Good point on the belt being cold making it particularly vulnerable in stuck-clutch-plate situation. I amended my comment to add the word "cold" to "That abrupt driveline shock is very hard on the entire driveline including a cold belt".
I agree that any and all snappy/abrupt increase in load is hard on belts and the examples you gave are good ones. (Though I'm really interested to hear in what terrain and riding style has you sitting still, redlining the bike, and dumping the clutch all day long).
I submit that hitting stumps, some clutch-dumps when getting unstuck, and occasionally not correctly timing the landing of jumps/drops to be "throttle off" are all contributing belt stressors, but those occur as part of a days riding. Shocking a cold belt and drivetrain, due to a stuck clutch plate is avoidable, so...avoid it. Ha. No reason to abuse it, even a bit, when it's easy to avoid.

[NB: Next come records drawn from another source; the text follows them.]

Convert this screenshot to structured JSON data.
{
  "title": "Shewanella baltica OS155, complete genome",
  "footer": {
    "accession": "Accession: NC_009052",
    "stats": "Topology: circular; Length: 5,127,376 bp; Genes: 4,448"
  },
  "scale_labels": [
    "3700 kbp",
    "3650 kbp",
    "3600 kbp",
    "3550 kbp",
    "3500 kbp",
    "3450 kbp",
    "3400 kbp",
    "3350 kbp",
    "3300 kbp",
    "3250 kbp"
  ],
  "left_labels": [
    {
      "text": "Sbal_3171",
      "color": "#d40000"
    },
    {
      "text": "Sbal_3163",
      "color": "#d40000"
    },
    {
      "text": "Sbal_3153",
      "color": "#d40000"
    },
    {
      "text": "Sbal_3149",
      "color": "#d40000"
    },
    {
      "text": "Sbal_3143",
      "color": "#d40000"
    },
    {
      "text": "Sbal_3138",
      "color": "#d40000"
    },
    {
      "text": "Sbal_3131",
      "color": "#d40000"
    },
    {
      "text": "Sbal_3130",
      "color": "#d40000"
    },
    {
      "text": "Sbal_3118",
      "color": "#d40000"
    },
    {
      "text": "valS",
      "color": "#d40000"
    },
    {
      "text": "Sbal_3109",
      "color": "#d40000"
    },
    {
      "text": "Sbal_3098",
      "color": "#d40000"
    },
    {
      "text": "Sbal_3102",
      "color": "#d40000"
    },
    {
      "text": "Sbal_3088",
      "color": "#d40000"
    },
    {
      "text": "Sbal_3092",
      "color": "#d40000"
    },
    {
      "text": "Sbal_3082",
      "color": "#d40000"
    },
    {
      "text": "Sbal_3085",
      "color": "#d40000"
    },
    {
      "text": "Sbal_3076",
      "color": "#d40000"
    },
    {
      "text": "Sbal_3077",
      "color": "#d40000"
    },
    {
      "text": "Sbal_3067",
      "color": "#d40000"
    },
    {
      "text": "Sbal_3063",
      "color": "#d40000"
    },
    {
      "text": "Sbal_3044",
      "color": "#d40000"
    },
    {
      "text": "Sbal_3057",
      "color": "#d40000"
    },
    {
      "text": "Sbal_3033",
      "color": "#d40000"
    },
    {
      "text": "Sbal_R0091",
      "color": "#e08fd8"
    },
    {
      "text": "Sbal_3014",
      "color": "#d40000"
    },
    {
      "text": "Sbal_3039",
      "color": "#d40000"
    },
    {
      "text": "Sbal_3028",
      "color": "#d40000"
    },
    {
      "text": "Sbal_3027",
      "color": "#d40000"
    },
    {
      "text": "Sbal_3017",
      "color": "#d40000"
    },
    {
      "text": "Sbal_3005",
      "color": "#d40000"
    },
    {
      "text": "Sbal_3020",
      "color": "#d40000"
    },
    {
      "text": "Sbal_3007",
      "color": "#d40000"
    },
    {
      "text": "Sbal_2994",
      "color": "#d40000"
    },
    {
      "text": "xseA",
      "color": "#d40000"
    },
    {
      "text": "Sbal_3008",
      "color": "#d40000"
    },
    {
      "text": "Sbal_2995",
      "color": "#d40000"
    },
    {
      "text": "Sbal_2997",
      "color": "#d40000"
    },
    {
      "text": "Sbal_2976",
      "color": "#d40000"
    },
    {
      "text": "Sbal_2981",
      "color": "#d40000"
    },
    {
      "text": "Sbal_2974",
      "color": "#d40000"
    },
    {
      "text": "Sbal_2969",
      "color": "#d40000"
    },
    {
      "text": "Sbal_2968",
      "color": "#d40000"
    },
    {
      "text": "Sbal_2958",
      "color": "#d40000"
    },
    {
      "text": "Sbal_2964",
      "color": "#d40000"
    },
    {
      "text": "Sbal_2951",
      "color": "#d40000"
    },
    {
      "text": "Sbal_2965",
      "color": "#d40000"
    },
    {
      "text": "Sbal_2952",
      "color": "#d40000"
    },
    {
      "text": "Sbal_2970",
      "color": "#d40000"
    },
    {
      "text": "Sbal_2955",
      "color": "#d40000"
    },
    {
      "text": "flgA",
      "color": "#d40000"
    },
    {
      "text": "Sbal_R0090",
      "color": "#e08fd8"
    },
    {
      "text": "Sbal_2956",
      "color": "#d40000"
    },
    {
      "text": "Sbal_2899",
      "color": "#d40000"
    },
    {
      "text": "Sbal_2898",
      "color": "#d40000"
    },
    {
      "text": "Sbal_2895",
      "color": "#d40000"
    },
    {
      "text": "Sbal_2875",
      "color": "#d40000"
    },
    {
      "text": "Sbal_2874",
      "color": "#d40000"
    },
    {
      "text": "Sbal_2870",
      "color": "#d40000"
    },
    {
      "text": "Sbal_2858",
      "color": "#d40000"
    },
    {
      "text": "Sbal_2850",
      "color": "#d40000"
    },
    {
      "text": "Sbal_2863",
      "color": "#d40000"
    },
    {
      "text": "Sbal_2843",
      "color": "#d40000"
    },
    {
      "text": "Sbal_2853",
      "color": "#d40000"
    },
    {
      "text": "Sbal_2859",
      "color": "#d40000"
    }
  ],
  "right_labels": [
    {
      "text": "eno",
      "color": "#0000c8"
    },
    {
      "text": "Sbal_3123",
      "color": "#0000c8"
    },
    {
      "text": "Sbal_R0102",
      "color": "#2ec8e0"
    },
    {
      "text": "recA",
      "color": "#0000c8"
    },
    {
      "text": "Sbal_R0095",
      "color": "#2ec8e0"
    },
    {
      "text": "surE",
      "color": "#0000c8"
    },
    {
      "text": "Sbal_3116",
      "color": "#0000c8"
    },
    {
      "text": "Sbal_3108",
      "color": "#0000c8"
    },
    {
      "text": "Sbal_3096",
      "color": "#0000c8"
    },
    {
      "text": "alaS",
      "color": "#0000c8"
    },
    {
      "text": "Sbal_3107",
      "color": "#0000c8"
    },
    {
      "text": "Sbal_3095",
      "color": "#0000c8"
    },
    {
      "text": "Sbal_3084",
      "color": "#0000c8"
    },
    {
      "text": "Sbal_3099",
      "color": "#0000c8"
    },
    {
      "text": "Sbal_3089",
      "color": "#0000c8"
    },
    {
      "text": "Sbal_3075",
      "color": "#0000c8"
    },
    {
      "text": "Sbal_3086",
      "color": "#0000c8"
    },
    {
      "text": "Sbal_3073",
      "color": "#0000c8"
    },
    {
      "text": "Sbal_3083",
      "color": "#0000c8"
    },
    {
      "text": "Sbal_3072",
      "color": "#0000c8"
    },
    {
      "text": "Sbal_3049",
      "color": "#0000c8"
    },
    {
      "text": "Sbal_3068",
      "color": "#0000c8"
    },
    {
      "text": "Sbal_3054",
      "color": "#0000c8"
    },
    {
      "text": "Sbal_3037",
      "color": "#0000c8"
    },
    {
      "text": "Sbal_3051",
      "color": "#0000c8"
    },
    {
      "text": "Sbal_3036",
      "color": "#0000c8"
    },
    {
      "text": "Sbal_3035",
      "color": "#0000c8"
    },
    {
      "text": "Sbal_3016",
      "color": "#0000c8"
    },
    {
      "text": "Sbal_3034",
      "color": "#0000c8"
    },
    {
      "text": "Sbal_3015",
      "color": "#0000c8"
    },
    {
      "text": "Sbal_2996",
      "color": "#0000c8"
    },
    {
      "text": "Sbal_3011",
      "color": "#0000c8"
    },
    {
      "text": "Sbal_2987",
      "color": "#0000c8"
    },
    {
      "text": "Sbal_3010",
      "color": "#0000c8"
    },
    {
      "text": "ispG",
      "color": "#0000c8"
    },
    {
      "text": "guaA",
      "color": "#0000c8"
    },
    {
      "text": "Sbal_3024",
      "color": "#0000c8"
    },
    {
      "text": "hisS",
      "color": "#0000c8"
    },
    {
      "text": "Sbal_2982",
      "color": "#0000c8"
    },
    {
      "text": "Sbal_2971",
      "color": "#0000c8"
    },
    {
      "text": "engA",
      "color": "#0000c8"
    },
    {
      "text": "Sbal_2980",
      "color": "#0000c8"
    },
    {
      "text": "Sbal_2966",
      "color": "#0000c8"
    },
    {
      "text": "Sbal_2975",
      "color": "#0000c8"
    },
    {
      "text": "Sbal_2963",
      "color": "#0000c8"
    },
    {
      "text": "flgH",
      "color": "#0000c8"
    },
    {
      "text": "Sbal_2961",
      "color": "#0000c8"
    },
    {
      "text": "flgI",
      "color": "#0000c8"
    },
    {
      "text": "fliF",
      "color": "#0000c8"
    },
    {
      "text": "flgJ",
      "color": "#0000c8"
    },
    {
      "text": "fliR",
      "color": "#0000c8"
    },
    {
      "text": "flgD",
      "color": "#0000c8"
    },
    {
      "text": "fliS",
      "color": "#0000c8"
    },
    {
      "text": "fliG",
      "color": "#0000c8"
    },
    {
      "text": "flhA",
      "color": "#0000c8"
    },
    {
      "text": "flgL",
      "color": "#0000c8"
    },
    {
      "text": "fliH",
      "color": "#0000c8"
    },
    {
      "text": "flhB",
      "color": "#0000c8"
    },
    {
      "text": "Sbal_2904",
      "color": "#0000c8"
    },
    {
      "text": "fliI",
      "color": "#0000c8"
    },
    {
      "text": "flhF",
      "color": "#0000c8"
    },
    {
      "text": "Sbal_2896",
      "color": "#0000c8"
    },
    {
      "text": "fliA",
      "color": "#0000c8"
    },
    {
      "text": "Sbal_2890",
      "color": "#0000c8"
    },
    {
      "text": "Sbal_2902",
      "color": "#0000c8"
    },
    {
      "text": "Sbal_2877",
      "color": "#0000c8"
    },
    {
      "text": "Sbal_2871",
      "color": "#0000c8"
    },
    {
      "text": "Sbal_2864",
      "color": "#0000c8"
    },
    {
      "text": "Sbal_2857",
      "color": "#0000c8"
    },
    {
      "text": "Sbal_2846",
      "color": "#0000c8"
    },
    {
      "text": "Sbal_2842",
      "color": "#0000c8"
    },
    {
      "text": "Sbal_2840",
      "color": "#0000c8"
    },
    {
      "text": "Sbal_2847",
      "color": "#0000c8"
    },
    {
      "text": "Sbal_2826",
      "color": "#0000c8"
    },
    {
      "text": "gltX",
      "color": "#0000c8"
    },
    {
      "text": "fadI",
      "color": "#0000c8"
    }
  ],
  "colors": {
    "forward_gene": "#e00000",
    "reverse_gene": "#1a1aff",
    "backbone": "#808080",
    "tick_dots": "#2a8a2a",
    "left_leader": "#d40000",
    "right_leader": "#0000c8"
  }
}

Belts are very strong when under heavy load, but are not good at very abruptly going from slack to taught, particularly when cold as you mention. Abrupt loading events can snap belts, or can cumulatively stress them to the point they fail later, with much less force than their load strength indicates. Think of how hard it is to break a piece of monofilament fishing line when you slowly tension it vs giving it slack and then abruptly yanking it, which easily snaps it with a fraction of the "lb test' strength simply by decreasing the duration of the loading event. Spreading the loading event out over a few extra fractions of a second makes a huge difference, too. Dumping the clutch on a warmed up bike with warm oil and warm clutch plates seems immediate to us, but the amount of time the loading event takes place is not easily perceived.
It would be interesting to test and see data on how long the shock event/ belt loading takes in different situations; dumping the clutch on a warmed up bike when getting unstuck, clicking cold bike into gear with stuck clutch plates, hitting a stump/rock that abruptly slows track speed, landing jumps while still on the throttle into powder, same on-throttle landing onto high-traction snow, same landing but off-throttle, etc. And also testing shock strength vs load strength for both cold belts and warmed up belts. And if belt and drivetrain position makes a difference in the load event duration (meaning, the position of the belt/pulleys/sprocket/chain/drivers etc. after rolling a snowbike backwards out of a trailer vs after the bike had been driven forward first and then stopping which positions the tensions differently and would impact the load event).
Not going to have access to such data anytime soon, so can't come to a conclusion, but the point is, the duration of the loading event is a huge factor with belts and it would be interesting to see the impact of that as I suspect that matters even more than the work involved.
Anyway, I wasn't saying that stuck clutch plates were going to constantly snap peoples belts; only that it was an unnecessary, additional (read: cumulative) stress on the transmission and belt so avoid doing it.